Wyatt will never forget the fateful day that, at 16 years old, his parents forced him to enroll in a boarding school. The Teen Reform School, located in Kanab, Utah, was the former town hospital converted into a place where parents sent their kids as an effort to “save them.” The boarding school practiced “conversion therapy,” or the discredited practice of trying to change an LGBTQ person’s sexual orientation or gender identity. Wyatt was the institution’s first and only patient. For months, he endured the school headmaster shoving images of people dying from AIDS patients in the 1980s while reinforcing that Wyatt would die alone if he continued to “choose” to be gay. The strategies for so-called “therapy” were cruel, including sleep deprivation, being forced to sleep on the floor, and aversion practices – but throughout all of them, Wyatt still knew he was gay.
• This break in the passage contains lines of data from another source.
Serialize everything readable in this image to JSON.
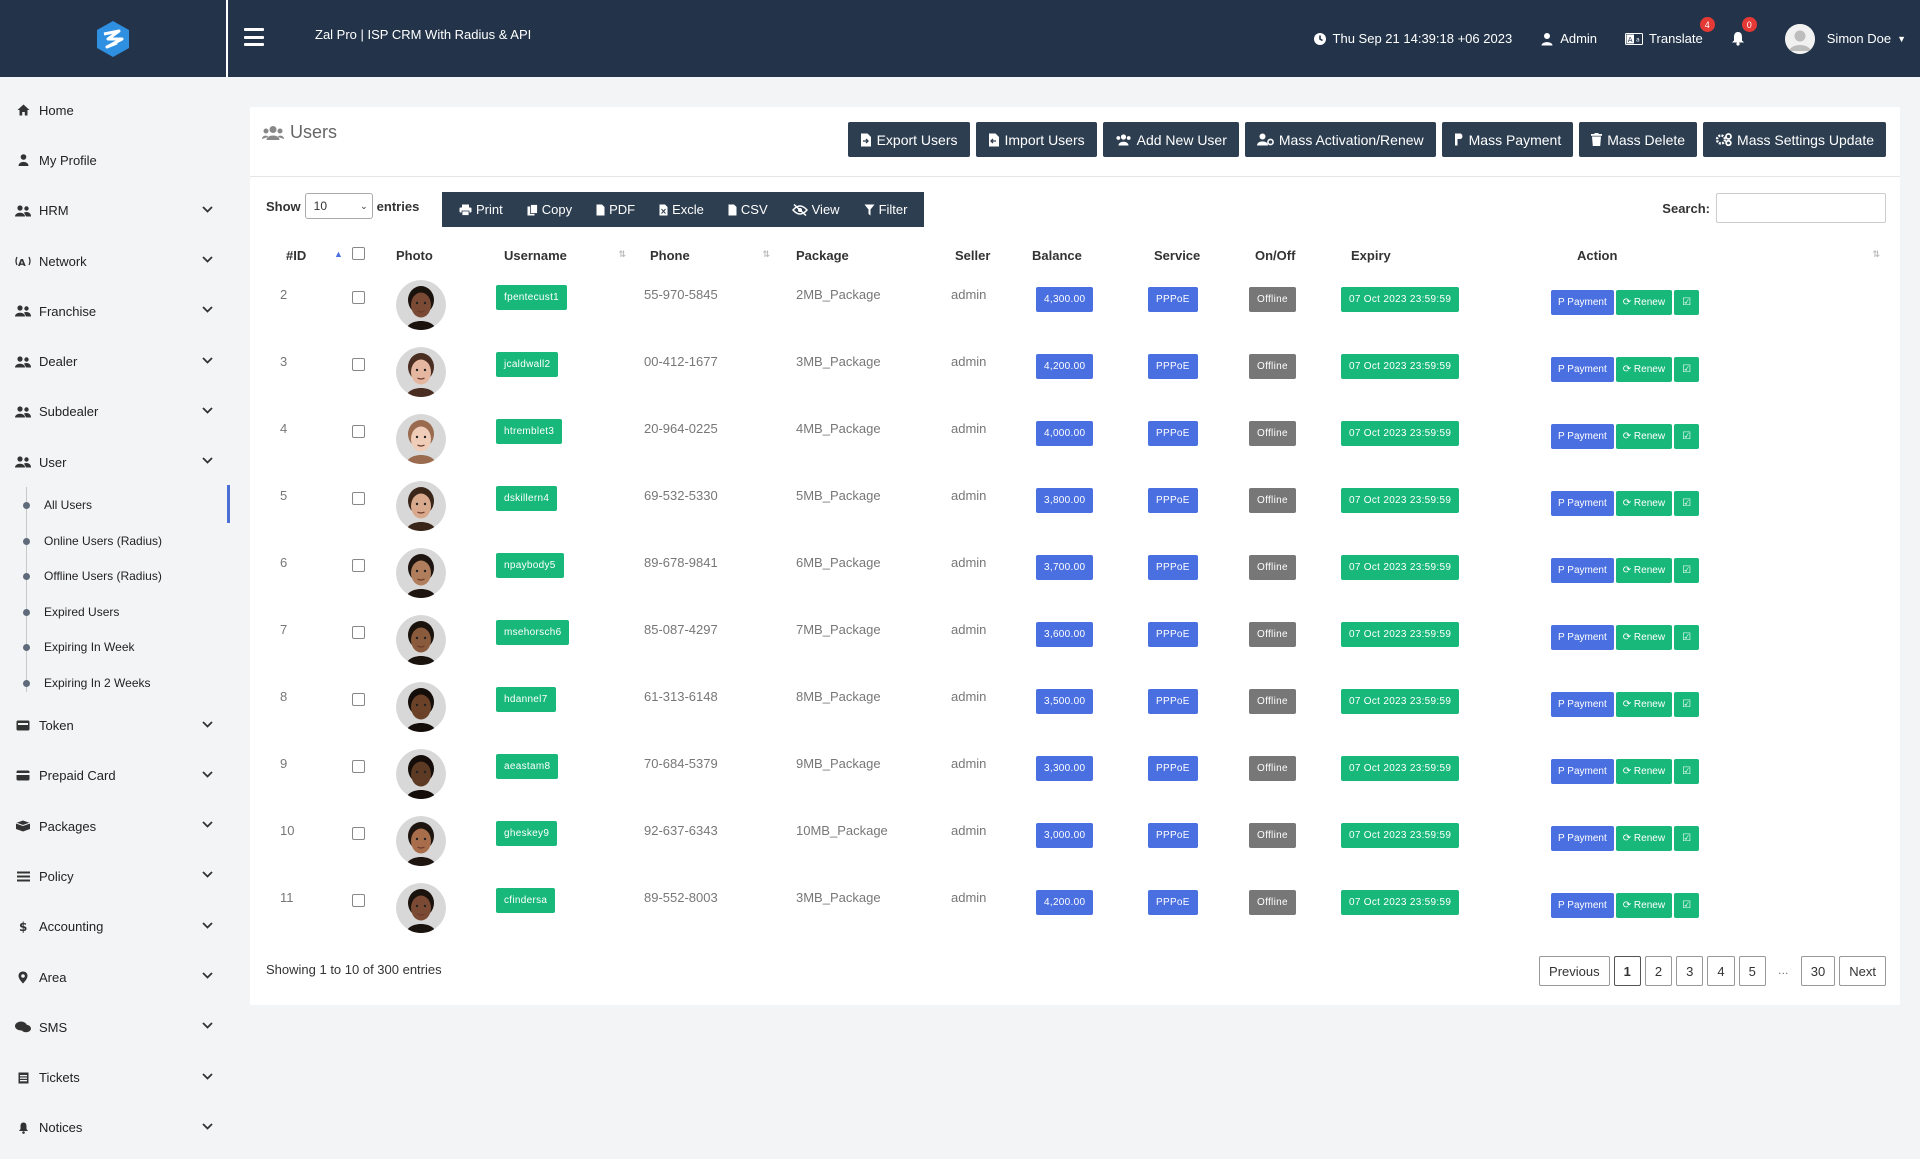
{
  "header": {
    "title": "Zal Pro | ISP CRM With Radius & API",
    "datetime": "Thu Sep 21 14:39:18 +06 2023",
    "admin_label": "Admin",
    "translate_label": "Translate",
    "translate_badge": "4",
    "notif_badge": "0",
    "user_name": "Simon Doe"
  },
  "sidebar": {
    "items": [
      {
        "label": "Home",
        "icon": "home-icon",
        "chevron": false
      },
      {
        "label": "My Profile",
        "icon": "user-icon",
        "chevron": false
      },
      {
        "label": "HRM",
        "icon": "users-icon",
        "chevron": true
      },
      {
        "label": "Network",
        "icon": "network-icon",
        "chevron": true
      },
      {
        "label": "Franchise",
        "icon": "users-icon",
        "chevron": true
      },
      {
        "label": "Dealer",
        "icon": "users-icon",
        "chevron": true
      },
      {
        "label": "Subdealer",
        "icon": "users-icon",
        "chevron": true
      },
      {
        "label": "User",
        "icon": "users-icon",
        "chevron": true
      }
    ],
    "user_subitems": [
      "All Users",
      "Online Users (Radius)",
      "Offline Users (Radius)",
      "Expired Users",
      "Expiring In Week",
      "Expiring In 2 Weeks"
    ],
    "bottom_items": [
      {
        "label": "Token",
        "icon": "token-icon",
        "chevron": true
      },
      {
        "label": "Prepaid Card",
        "icon": "card-icon",
        "chevron": true
      },
      {
        "label": "Packages",
        "icon": "packages-icon",
        "chevron": true
      },
      {
        "label": "Policy",
        "icon": "policy-icon",
        "chevron": true
      },
      {
        "label": "Accounting",
        "icon": "dollar-icon",
        "chevron": true
      },
      {
        "label": "Area",
        "icon": "map-marker-icon",
        "chevron": true
      },
      {
        "label": "SMS",
        "icon": "comments-icon",
        "chevron": true
      },
      {
        "label": "Tickets",
        "icon": "tickets-icon",
        "chevron": true
      },
      {
        "label": "Notices",
        "icon": "bell-icon",
        "chevron": true
      }
    ]
  },
  "page": {
    "title": "Users",
    "buttons": [
      "Export Users",
      "Import Users",
      "Add New User",
      "Mass Activation/Renew",
      "Mass Payment",
      "Mass Delete",
      "Mass Settings Update"
    ],
    "show_label": "Show",
    "entries_value": "10",
    "entries_label": "entries",
    "dt_buttons": [
      "Print",
      "Copy",
      "PDF",
      "Excle",
      "CSV",
      "View",
      "Filter"
    ],
    "search_label": "Search:",
    "search_value": ""
  },
  "table": {
    "columns": [
      "#ID",
      "",
      "Photo",
      "Username",
      "Phone",
      "Package",
      "Seller",
      "Balance",
      "Service",
      "On/Off",
      "Expiry",
      "Action"
    ],
    "action_labels": {
      "payment": "Payment",
      "renew": "Renew"
    },
    "rows": [
      {
        "id": "2",
        "username": "fpentecust1",
        "phone": "55-970-5845",
        "package": "2MB_Package",
        "seller": "admin",
        "balance": "4,300.00",
        "service": "PPPoE",
        "status": "Offline",
        "expiry": "07 Oct 2023 23:59:59",
        "skin": "#7a4a34",
        "hair": "#1a120d"
      },
      {
        "id": "3",
        "username": "jcaldwall2",
        "phone": "00-412-1677",
        "package": "3MB_Package",
        "seller": "admin",
        "balance": "4,200.00",
        "service": "PPPoE",
        "status": "Offline",
        "expiry": "07 Oct 2023 23:59:59",
        "skin": "#e6b7a0",
        "hair": "#4a2e22"
      },
      {
        "id": "4",
        "username": "htremblet3",
        "phone": "20-964-0225",
        "package": "4MB_Package",
        "seller": "admin",
        "balance": "4,000.00",
        "service": "PPPoE",
        "status": "Offline",
        "expiry": "07 Oct 2023 23:59:59",
        "skin": "#efcdb8",
        "hair": "#9a6b4e"
      },
      {
        "id": "5",
        "username": "dskillern4",
        "phone": "69-532-5330",
        "package": "5MB_Package",
        "seller": "admin",
        "balance": "3,800.00",
        "service": "PPPoE",
        "status": "Offline",
        "expiry": "07 Oct 2023 23:59:59",
        "skin": "#d9a98e",
        "hair": "#3a2519"
      },
      {
        "id": "6",
        "username": "npaybody5",
        "phone": "89-678-9841",
        "package": "6MB_Package",
        "seller": "admin",
        "balance": "3,700.00",
        "service": "PPPoE",
        "status": "Offline",
        "expiry": "07 Oct 2023 23:59:59",
        "skin": "#b07e5c",
        "hair": "#1e1510"
      },
      {
        "id": "7",
        "username": "msehorsch6",
        "phone": "85-087-4297",
        "package": "7MB_Package",
        "seller": "admin",
        "balance": "3,600.00",
        "service": "PPPoE",
        "status": "Offline",
        "expiry": "07 Oct 2023 23:59:59",
        "skin": "#8a5a3c",
        "hair": "#1a120d"
      },
      {
        "id": "8",
        "username": "hdannel7",
        "phone": "61-313-6148",
        "package": "8MB_Package",
        "seller": "admin",
        "balance": "3,500.00",
        "service": "PPPoE",
        "status": "Offline",
        "expiry": "07 Oct 2023 23:59:59",
        "skin": "#6b4228",
        "hair": "#140d09"
      },
      {
        "id": "9",
        "username": "aeastam8",
        "phone": "70-684-5379",
        "package": "9MB_Package",
        "seller": "admin",
        "balance": "3,300.00",
        "service": "PPPoE",
        "status": "Offline",
        "expiry": "07 Oct 2023 23:59:59",
        "skin": "#5c3a24",
        "hair": "#140d09"
      },
      {
        "id": "10",
        "username": "gheskey9",
        "phone": "92-637-6343",
        "package": "10MB_Package",
        "seller": "admin",
        "balance": "3,000.00",
        "service": "PPPoE",
        "status": "Offline",
        "expiry": "07 Oct 2023 23:59:59",
        "skin": "#a86e4c",
        "hair": "#1e1510"
      },
      {
        "id": "11",
        "username": "cfindersa",
        "phone": "89-552-8003",
        "package": "3MB_Package",
        "seller": "admin",
        "balance": "4,200.00",
        "service": "PPPoE",
        "status": "Offline",
        "expiry": "07 Oct 2023 23:59:59",
        "skin": "#7a4a34",
        "hair": "#1a120d"
      }
    ]
  },
  "footer": {
    "info": "Showing 1 to 10 of 300 entries",
    "pages": [
      "Previous",
      "1",
      "2",
      "3",
      "4",
      "5",
      "…",
      "30",
      "Next"
    ]
  }
}
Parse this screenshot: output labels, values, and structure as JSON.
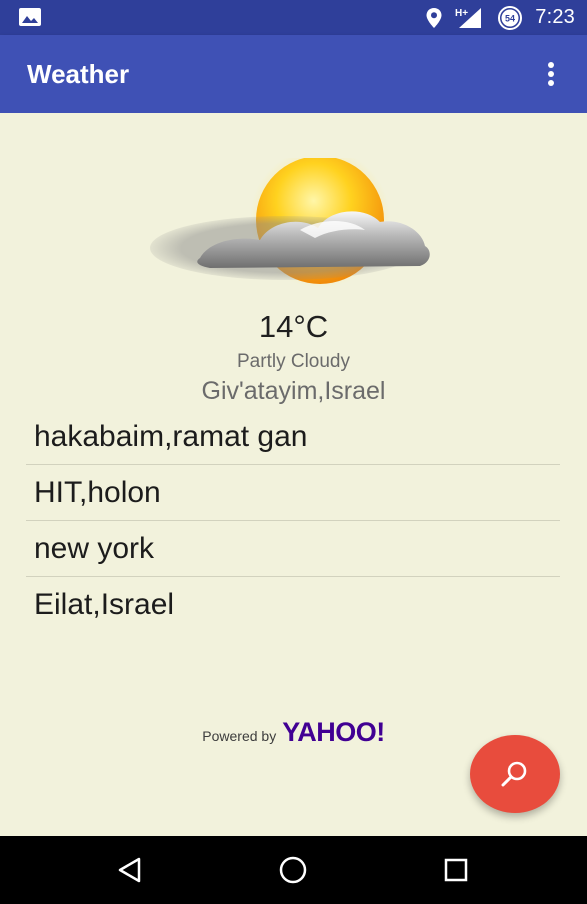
{
  "status_bar": {
    "time": "7:23",
    "network_label": "H+",
    "battery_level": "54",
    "icons": [
      "image-icon",
      "location-icon",
      "signal-icon",
      "battery-icon"
    ]
  },
  "app_bar": {
    "title": "Weather",
    "menu_icon": "more-vert-icon"
  },
  "current": {
    "icon": "partly-cloudy-icon",
    "temperature": "14°C",
    "condition": "Partly Cloudy",
    "location": "Giv'atayim,Israel"
  },
  "cities": [
    "hakabaim,ramat gan",
    "HIT,holon",
    "new york",
    "Eilat,Israel"
  ],
  "footer": {
    "powered_by": "Powered by",
    "brand": "YAHOO!"
  },
  "fab": {
    "icon": "search-icon"
  },
  "nav_bar": {
    "icons": [
      "back-icon",
      "home-icon",
      "recents-icon"
    ]
  },
  "colors": {
    "status_bar": "#2f3f9a",
    "app_bar": "#3f51b5",
    "background": "#f2f2dc",
    "fab": "#e84c3d",
    "yahoo": "#410093"
  }
}
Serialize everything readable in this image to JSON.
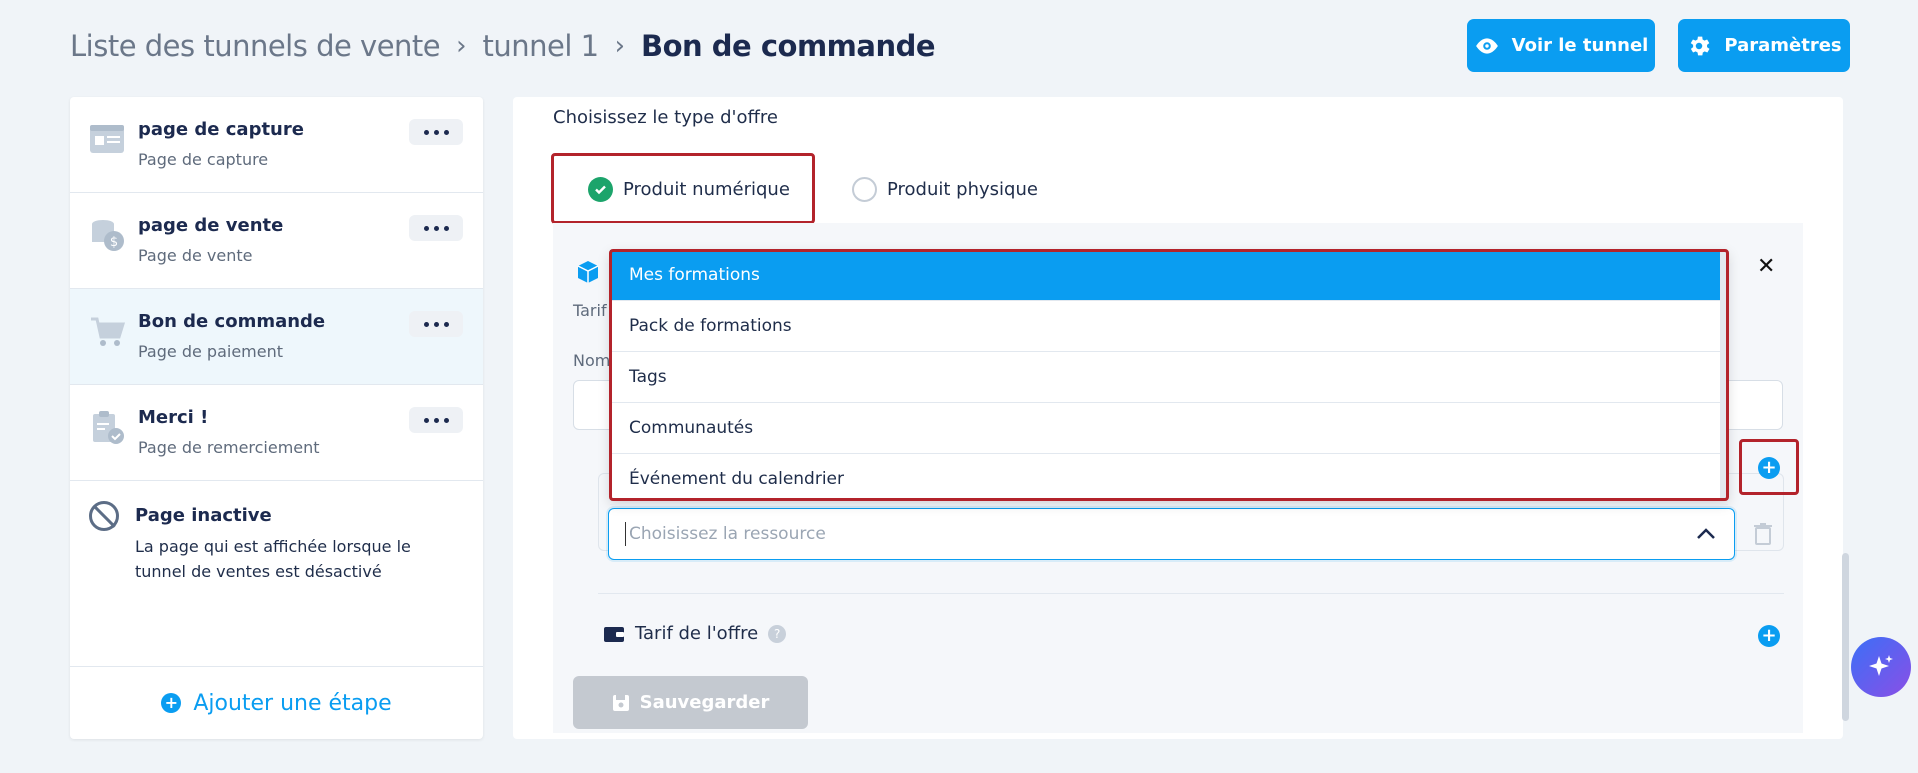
{
  "breadcrumb": {
    "items": [
      "Liste des tunnels de vente",
      "tunnel 1"
    ],
    "current": "Bon de commande"
  },
  "header_buttons": {
    "view_label": "Voir le tunnel",
    "settings_label": "Paramètres"
  },
  "sidebar": {
    "steps": [
      {
        "title": "page de capture",
        "subtitle": "Page de capture",
        "icon": "capture-page-icon"
      },
      {
        "title": "page de vente",
        "subtitle": "Page de vente",
        "icon": "sales-page-icon"
      },
      {
        "title": "Bon de commande",
        "subtitle": "Page de paiement",
        "icon": "cart-icon",
        "active": true
      },
      {
        "title": "Merci !",
        "subtitle": "Page de remerciement",
        "icon": "thank-you-clipboard-icon"
      }
    ],
    "inactive": {
      "title": "Page inactive",
      "description": "La page qui est affichée lorsque le tunnel de ventes est désactivé"
    },
    "add_step_label": "Ajouter une étape"
  },
  "offer": {
    "label": "Choisissez le type d'offre",
    "options": [
      "Produit numérique",
      "Produit physique"
    ],
    "selected": "Produit numérique"
  },
  "panel": {
    "partial_label_1": "Tarif",
    "partial_label_2": "Nom",
    "resource_placeholder": "Choisissez la ressource",
    "tarif_label": "Tarif de l'offre",
    "save_label": "Sauvegarder"
  },
  "dropdown": {
    "options": [
      "Mes formations",
      "Pack de formations",
      "Tags",
      "Communautés",
      "Événement du calendrier"
    ],
    "selected": "Mes formations"
  },
  "colors": {
    "accent": "#0a9df1",
    "highlight": "#b3232b",
    "success": "#1ca46b"
  }
}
To deal with the trauma of that year, Wyatt turned to drinking and illegal drugs, and he felt that nothing could suppress the pain. At 21, while in rehab, Wyatt discovered he was living with HIV. Rehab at Bridge House in New Orleans saved his life. As Wyatt found healing, he has begun to openly share his story where he now lives, Los Angeles. “There is power in sharing my story,” Wyatt said. Speaking up to others, blogging about it, and even sharing with members of Congress the dangers of conversion therapy has helped him and countless others. Now Wyatt has a message for others: “If you truly love your child, let them be the person that they were destined to be.”